Entering the crowded market place following a UK tour this week is Shout!, a musical worked around some of the biggest pop anthems of the 1960s, originally performed by the likes of Lulu (hence the title), Cilla Black, Petula Clark and Dusty Springfield. Lots of Dusty in fact - seven of the musical numbers in the show were made famous by her, including Wishin’ and Hoping, Son of a Preacher Man, Little By Little, and You Don’t Have To Say You Love Me.
The songs are the key here, of course - no-one has come for the story or character development, and that, to be honest, is a good thing. There is some semblance of a plot – three Northern girls head to the bright lights of London in 1960 to make a new life for themselves, with Su Pollard’s slightly batty Aunt Yvonne as their protector and guide. Betty is the sensible one who therefore inevitably finds herself in the most trouble, Georgina wants to be a movie star, and Ruby... well, she just likes men.

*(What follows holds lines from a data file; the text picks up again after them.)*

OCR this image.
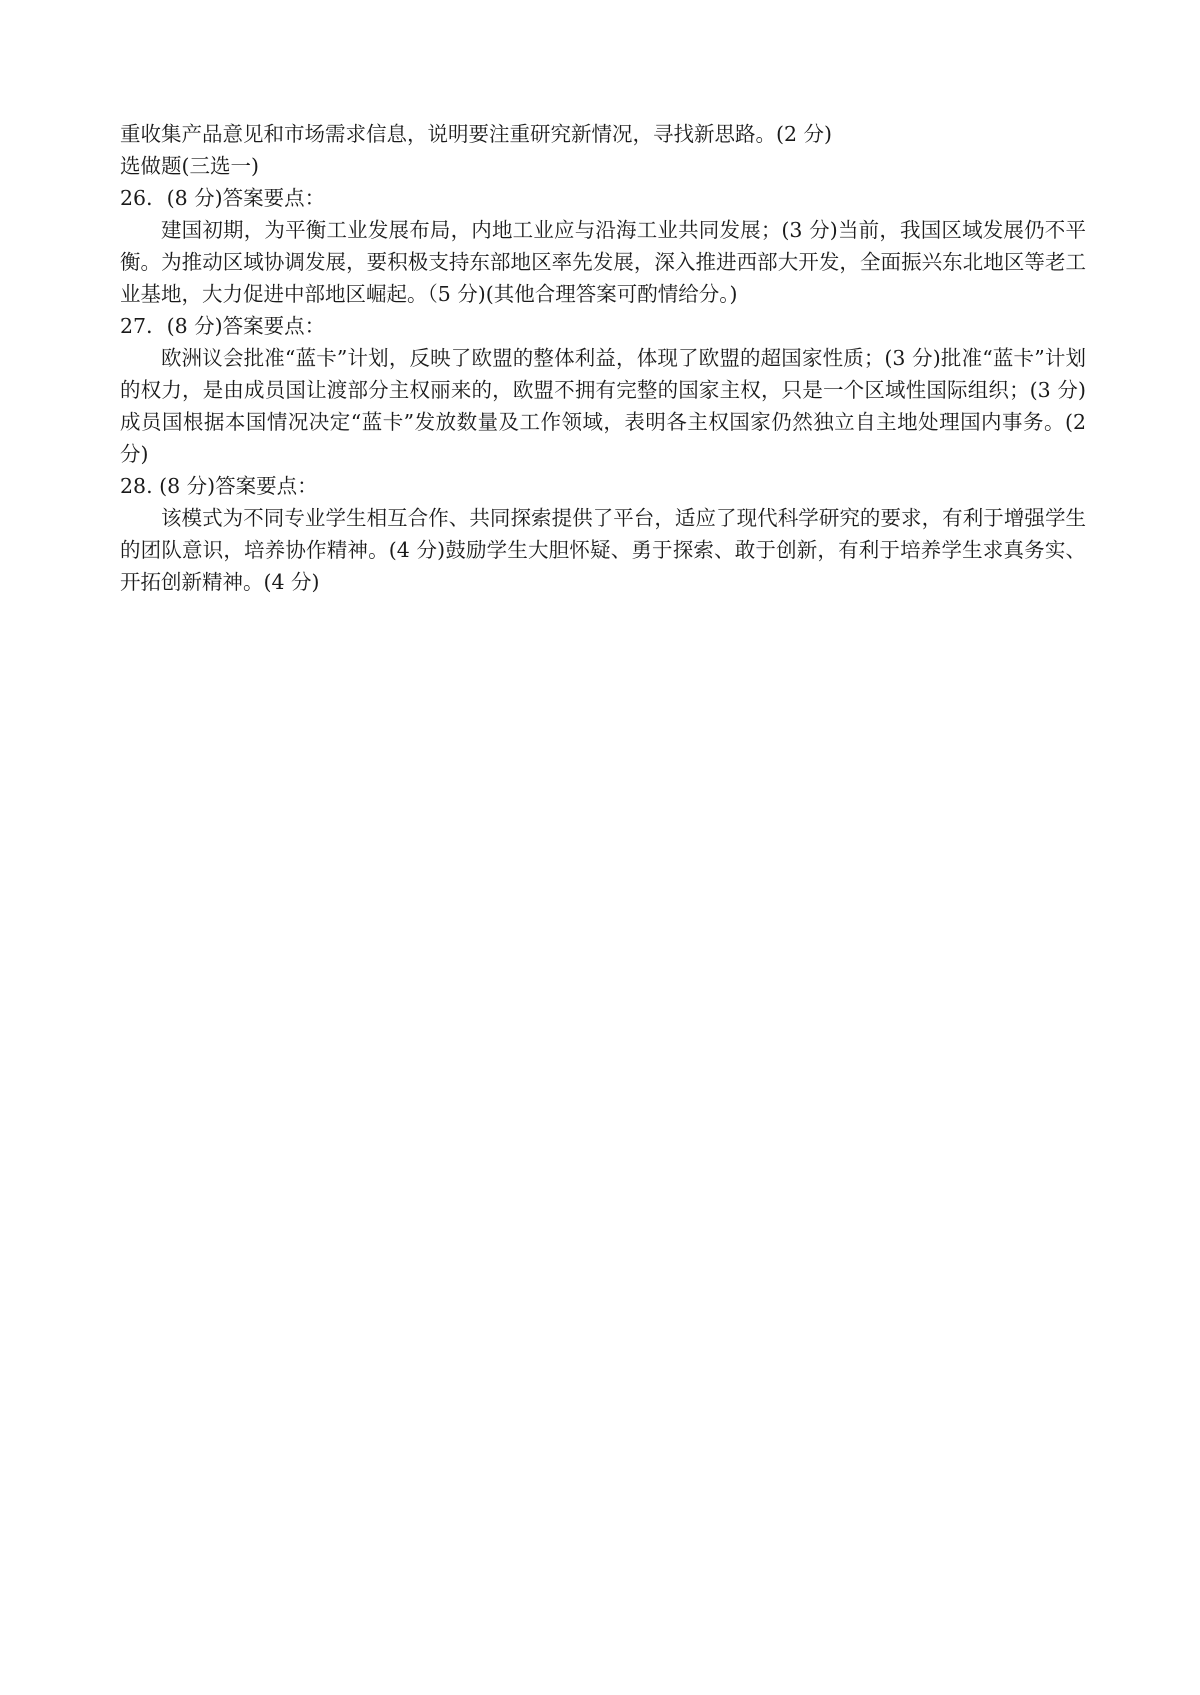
重收集产品意见和市场需求信息，说明要注重研究新情况，寻找新思路。(2 分)

选做题(三选一)

26．(8 分)答案要点：

建国初期，为平衡工业发展布局，内地工业应与沿海工业共同发展；(3 分)当前，我国区域发展仍不平衡。为推动区域协调发展，要积极支持东部地区率先发展，深入推进西部大开发，全面振兴东北地区等老工业基地，大力促进中部地区崛起。（5 分)(其他合理答案可酌情给分。)

27．(8 分)答案要点：

欧洲议会批准“蓝卡”计划，反映了欧盟的整体利益，体现了欧盟的超国家性质；(3 分)批准“蓝卡”计划的权力，是由成员国让渡部分主权丽来的，欧盟不拥有完整的国家主权，只是一个区域性国际组织；(3 分)成员国根据本国情况决定“蓝卡”发放数量及工作领域，表明各主权国家仍然独立自主地处理国内事务。(2 分)

28. (8 分)答案要点：

该模式为不同专业学生相互合作、共同探索提供了平台，适应了现代科学研究的要求，有利于增强学生的团队意识，培养协作精神。(4 分)鼓励学生大胆怀疑、勇于探索、敢于创新，有利于培养学生求真务实、开拓创新精神。(4 分)
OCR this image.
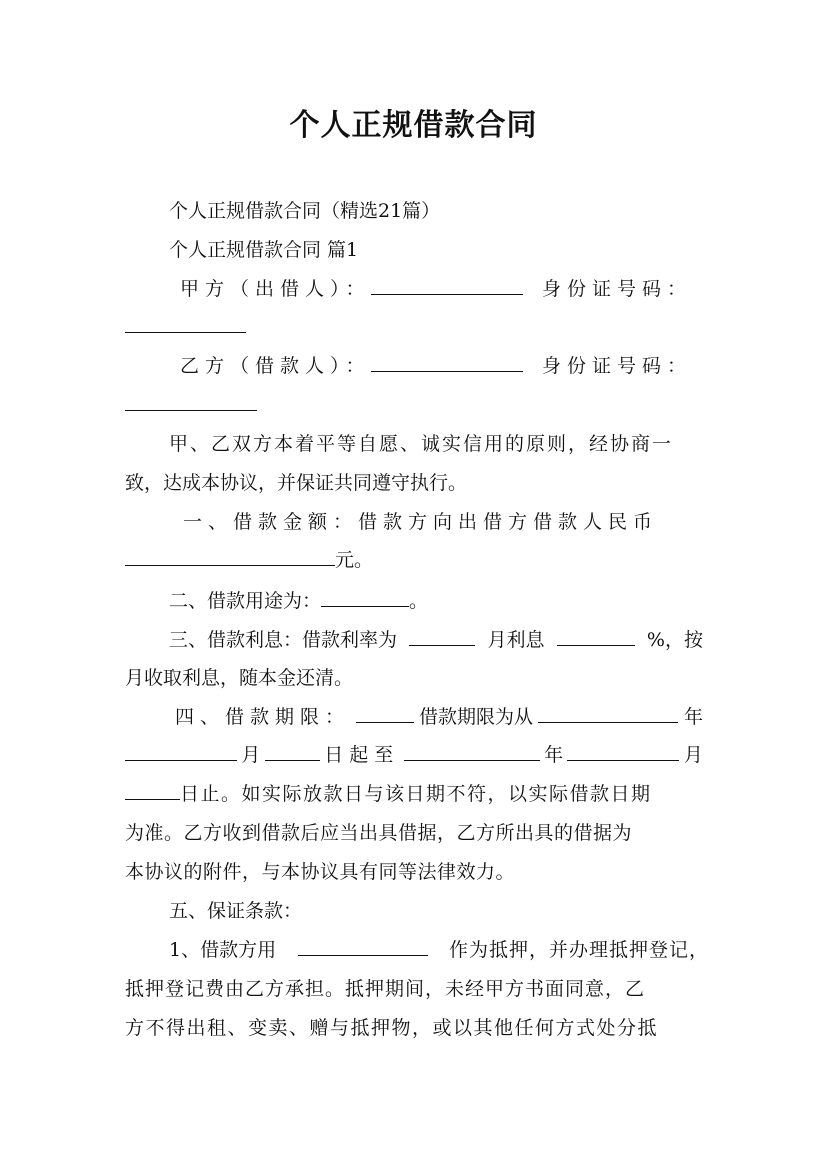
个人正规借款合同
个人正规借款合同（精选21篇）
个人正规借款合同 篇1
甲方（出借人）：	身份证号码：
乙方（借款人）：	身份证号码：
甲、乙双方本着平等自愿、诚实信用的原则，经协商一
致，达成本协议，并保证共同遵守执行。
一、借款金额：借款方向出借方借款人民币
元。
二、借款用途为：	。
三、借款利息：借款利率为	月利息	%，按
月收取利息，随本金还清。
四、借款期限：	借款期限为从	年
月	日起至	年	月
日止。如实际放款日与该日期不符，以实际借款日期
为准。乙方收到借款后应当出具借据，乙方所出具的借据为
本协议的附件，与本协议具有同等法律效力。
五、保证条款：
1、借款方用	作为抵押，并办理抵押登记，
抵押登记费由乙方承担。抵押期间，未经甲方书面同意，乙
方不得出租、变卖、赠与抵押物，或以其他任何方式处分抵
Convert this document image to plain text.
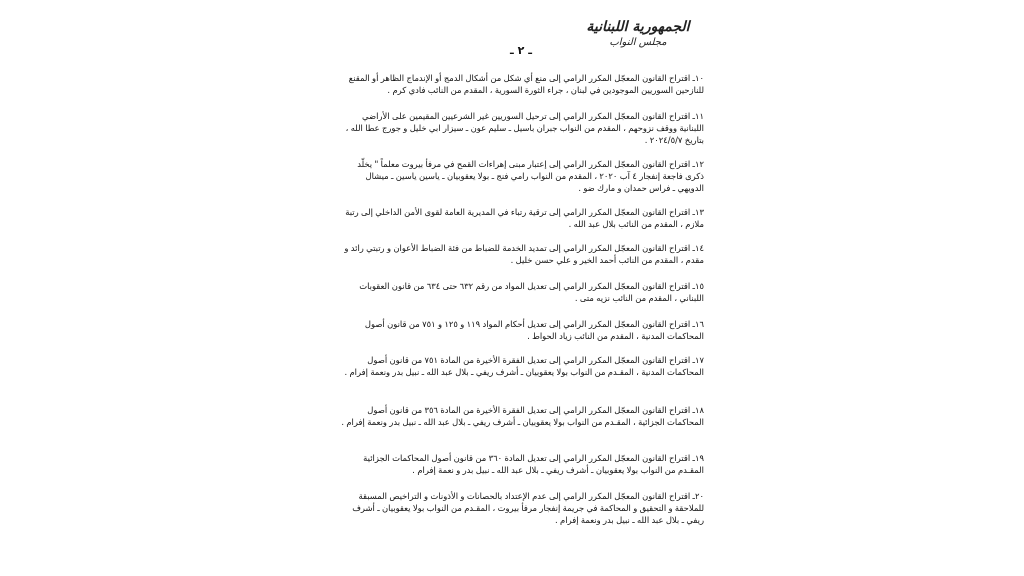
الجمهورية اللبنانية
مجلس النواب
ـ ٢ ـ

١٠ـ اقتراح القانون المعجّل المكرر الرامي إلى منع أي شكل من أشكال الدمج أو الإندماج الظاهر أو المقنع للنازحين السوريين الموجودين في لبنان ، جراء الثورة السورية ، المقدم من النائب فادي كرم .

١١ـ اقتراح القانون المعجّل المكرر الرامي إلى ترحيل السوريين غير الشرعيين المقيمين على الأراضي اللبنانية ووقف نزوحهم ، المقدم من النواب جبران باسيل ـ سليم عون ـ سيزار ابي خليل و جورج عطا الله ، بتاريخ ٢٠٢٤/٥/٧ .

١٢ـ اقتراح القانون المعجّل المكرر الرامي إلى إعتبار مبنى إهراءات القمح في مرفأ بيروت معلماً " يخلّد ذكرى فاجعة إنفجار ٤ آب ٢٠٢٠ ، المقدم من النواب رامي فنج ـ بولا يعقوبيان ـ ياسين ياسين ـ ميشال الدويهي ـ فراس حمدان و مارك ضو .

١٣ـ اقتراح القانون المعجّل المكرر الرامي إلى ترقية رتباء في المديرية العامة لقوى الأمن الداخلي إلى رتبة ملازم ، المقدم من النائب بلال عبد الله .

١٤ـ اقتراح القانون المعجّل المكرر الرامي إلى تمديد الخدمة للضباط من فئة الضباط الأعوان و رتبتي رائد و مقدم ، المقدم من النائب أحمد الخير و علي حسن خليل .

١٥ـ اقتراح القانون المعجّل المكرر الرامي إلى تعديل المواد من رقم ٦٣٢ حتى ٦٣٤ من قانون العقوبات اللبناني ، المقدم من النائب نزيه متى .

١٦ـ اقتراح القانون المعجّل المكرر الرامي إلى تعديل أحكام المواد ١١٩ و ١٢٥ و ٧٥١ من قانون أصول المحاكمات المدنية ، المقدم من النائب زياد الحواط .

١٧ـ اقتراح القانون المعجّل المكرر الرامي إلى تعديل الفقرة الأخيرة من المادة ٧٥١ من قانون أصول المحاكمات المدنية ، المقـدم من النواب بولا يعقوبيان ـ أشرف ريفي ـ بلال عبد الله ـ نبيل بدر ونعمة إفرام .

١٨ـ اقتراح القانون المعجّل المكرر الرامي إلى تعديل الفقرة الأخيرة من المادة ٣٥٦ من قانون أصول المحاكمات الجزائية ، المقـدم من النواب بولا يعقوبيان ـ أشرف ريفي ـ بلال عبد الله ـ نبيل بدر ونعمة إفرام .

١٩ـ اقتراح القانون المعجّل المكرر الرامي إلى تعديل المادة ٣٦٠ من قانون أصول المحاكمات الجزائية المقـدم من النواب بولا يعقوبيان ـ أشرف ريفي ـ بلال عبد الله ـ نبيل بدر و نعمة إفرام .

٢٠ـ اقتراح القانون المعجّل المكرر الرامي إلى عدم الإعتداد بالحصانات و الأذونات و التراخيص المسبقة للملاحقة و التحقيق و المحاكمة في جريمة إنفجار مرفأ بيروت ، المقـدم من النواب بولا يعقوبيان ـ أشرف ريفي ـ بلال عبد الله ـ نبيل بدر ونعمة إفرام .
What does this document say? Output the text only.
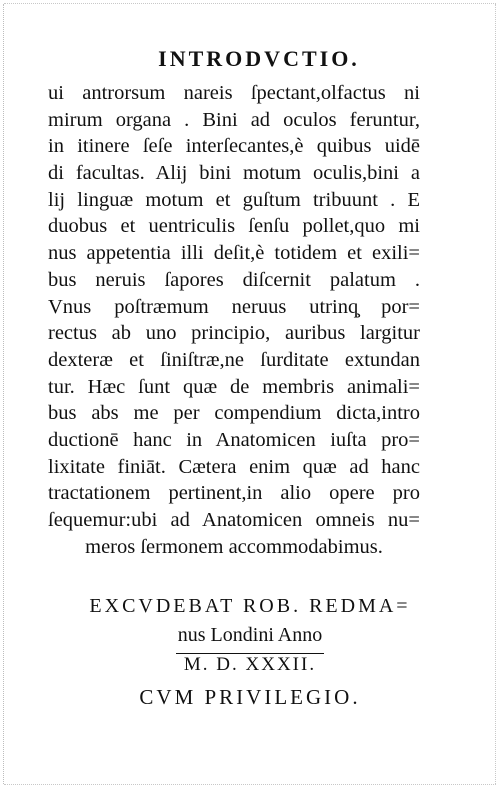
INTRODVCTIO.
ui antrorsum nareis ſpectant,olfactus ni
mirum organa . Bini ad oculos feruntur,
in itinere ſeſe interſecantes,è quibus uidē
di facultas. Alij bini motum oculis,bini a
lij linguæ motum et guſtum tribuunt . E
duobus et uentriculis ſenſu pollet,quo mi
nus appetentia illi deſit,è totidem et exili=
bus neruis ſapores diſcernit palatum .
Vnus poſtræmum neruus utrinq̧ por=
rectus ab uno principio, auribus largitur
dexteræ et ſiniſtræ,ne ſurditate extundan
tur. Hæc ſunt quæ de membris animali=
bus abs me per compendium dicta,intro
ductionē hanc in Anatomicen iuſta pro=
lixitate finiāt. Cætera enim quæ ad hanc
tractationem pertinent,in alio opere pro
ſequemur:ubi ad Anatomicen omneis nu=
meros ſermonem accommodabimus.
EXCVDEBAT ROB. REDMA=
nus Londini Anno
M. D. XXXII.
CVM PRIVILEGIO.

The acting scenes are really little more than stopgaps between the songs, however, and on more than one occasion the convoluted segues used to shoe-horn in a particular track prompted audible groans from the audience. But that is to take nothing away from the strength of the songs – these are all classics for a reason - or from the performances put in by the three main girls.
Marissa Dunlop as Ruby especially shone; her rich voice suits a lot of the big numbers, and as such she performs some great renditions of Dusty belters including I Close My Eyes and Count To Ten. Su Pollard’s voice is well worth a mention, too, however – despite being the main comedy character, she is also given a couple of the more tender numbers such as You’re My World and Yesterday When I Was Young which she performs with passion and warmth.
But while there is nothing terribly wrong with this production, it is full of little niggles which overall tend to outweigh the positives. Some of the gags are just embarrassingly bad, and even the songs, wonderful as they are, only give the narrowest of snapshots of the groundbreaking music which came out in the 1960s. And while the musical is supposed to take us through the whole decade, the passing of time is only superficially alluded to through the odd reference here and there to, say, the first Beatles record or hippie culture to denote 1967’s Summer of Love.
Shout! is a glossy, rather stereotyped look at the 1960s which makes you yearn for bit of Rolling Stones grit, and while the high-energy, classic songs and great voices ensure you will be singing along at some point or another, it simply doesn’t add up to all that much.